1822 painting by Caspar David Friedrich

Moonrise by the Sea or Moonrise over the Sea (German: Mondaufgang am Meer) is an 1822 oil-on-canvas painting by German painter Caspar David Friedrich. The work depicts a romantic seascape.

Three young people, two women side by side and a man further back, are sitting on a large boulder by the sea, silhouetted against the sky as they watch the moon rising to the east above a band of clouds. In the distance are two sailing vessels, ghosting on a light breeze towards the spectators on the shore. The painting is probably a view of the Baltic Sea, near Friedrich's birthplace in Swedish Pomerania.

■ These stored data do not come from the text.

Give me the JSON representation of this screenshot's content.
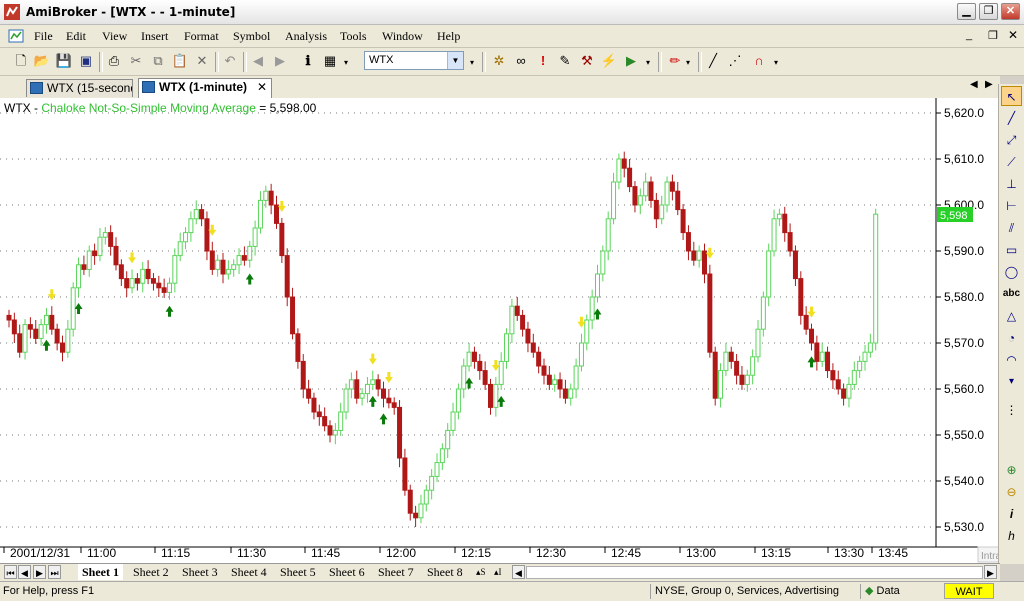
{
  "window": {
    "title": "AmiBroker - [WTX -  - 1-minute]"
  },
  "menu": [
    "File",
    "Edit",
    "View",
    "Insert",
    "Format",
    "Symbol",
    "Analysis",
    "Tools",
    "Window",
    "Help"
  ],
  "toolbar": {
    "symbol_value": "WTX"
  },
  "tabs": [
    {
      "label": "WTX (15-second)",
      "active": false
    },
    {
      "label": "WTX (1-minute)",
      "active": true
    }
  ],
  "legend": {
    "symbol": "WTX",
    "separator": " - ",
    "indicator": "Chaloke Not-So-Simple Moving Average",
    "equals": " = ",
    "value": "5,598.00"
  },
  "chart_data": {
    "type": "bar",
    "style": "candlestick",
    "symbol": "WTX",
    "interval": "1-minute",
    "x_tick_labels": [
      "2001/12/31",
      "11:00",
      "11:15",
      "11:30",
      "11:45",
      "12:00",
      "12:15",
      "12:30",
      "12:45",
      "13:00",
      "13:15",
      "13:30",
      "13:45"
    ],
    "y_tick_labels": [
      "5,620.0",
      "5,610.0",
      "5,600.0",
      "5,590.0",
      "5,580.0",
      "5,570.0",
      "5,560.0",
      "5,550.0",
      "5,540.0",
      "5,530.0"
    ],
    "ylim": [
      5527,
      5624
    ],
    "grid": true,
    "last_price_label": "5,598",
    "up_color": "#5bd45b",
    "down_color": "#b01818",
    "buy_arrow_color": "#0a7a0a",
    "sell_arrow_color": "#f0e020",
    "watermark": "Intraday",
    "closes": [
      5575,
      5572,
      5568,
      5574,
      5573,
      5571,
      5574,
      5576,
      5573,
      5570,
      5568,
      5573,
      5582,
      5587,
      5586,
      5590,
      5589,
      5593,
      5594,
      5591,
      5587,
      5584,
      5582,
      5584,
      5583,
      5586,
      5584,
      5583,
      5582,
      5581,
      5583,
      5589,
      5592,
      5594,
      5597,
      5599,
      5597,
      5590,
      5586,
      5588,
      5585,
      5586,
      5587,
      5589,
      5588,
      5591,
      5595,
      5601,
      5603,
      5600,
      5596,
      5589,
      5580,
      5572,
      5566,
      5560,
      5558,
      5555,
      5554,
      5552,
      5550,
      5551,
      5555,
      5560,
      5562,
      5558,
      5559,
      5561,
      5562,
      5560,
      5558,
      5557,
      5556,
      5545,
      5538,
      5533,
      5532,
      5535,
      5538,
      5541,
      5544,
      5547,
      5551,
      5555,
      5560,
      5565,
      5568,
      5566,
      5564,
      5561,
      5556,
      5561,
      5566,
      5572,
      5578,
      5576,
      5573,
      5570,
      5568,
      5565,
      5563,
      5561,
      5562,
      5560,
      5558,
      5560,
      5565,
      5570,
      5575,
      5580,
      5585,
      5590,
      5597,
      5605,
      5610,
      5608,
      5604,
      5600,
      5602,
      5605,
      5601,
      5597,
      5600,
      5605,
      5603,
      5599,
      5594,
      5590,
      5588,
      5590,
      5585,
      5568,
      5558,
      5564,
      5568,
      5566,
      5563,
      5561,
      5563,
      5567,
      5573,
      5580,
      5590,
      5597,
      5598,
      5594,
      5590,
      5584,
      5576,
      5573,
      5570,
      5566,
      5568,
      5564,
      5562,
      5560,
      5558,
      5561,
      5564,
      5566,
      5568,
      5570,
      5598
    ]
  },
  "drawing_tools": [
    "arrow-select",
    "line",
    "ray",
    "trend-line",
    "vertical-line",
    "horizontal-line",
    "parallel-lines",
    "rectangle",
    "ellipse",
    "text-abc",
    "triangle",
    "arc",
    "curve",
    "zoom-in",
    "zoom-out",
    "info",
    "hand"
  ],
  "sheets": {
    "tabs": [
      "Sheet 1",
      "Sheet 2",
      "Sheet 3",
      "Sheet 4",
      "Sheet 5",
      "Sheet 6",
      "Sheet 7",
      "Sheet 8"
    ],
    "active": "Sheet 1",
    "extra": "▴S",
    "extra2": "▴I"
  },
  "status": {
    "help": "For Help, press F1",
    "market": "NYSE, Group 0, Services, Advertising",
    "data": "Data",
    "wait": "WAIT"
  }
}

It may be based on the beach at Stubbenkammer near Rügen.

The work was commissioned by banker and art collector Joachim Heinrich Wilhelm Wagener, together with a second work, The Lonely Tree (Der einsame Baum), to create a pair of "times of the day", depicting morning and evening landscape scenes, in a tradition of Claude Lorrain. It was completed before November 1822 and has been held by the Berlin National Gallery since 1861, donated by Wagener as part of its founding collection. It is now in the Alte Nationalgalerie of the Staatliche Museen in Berlin.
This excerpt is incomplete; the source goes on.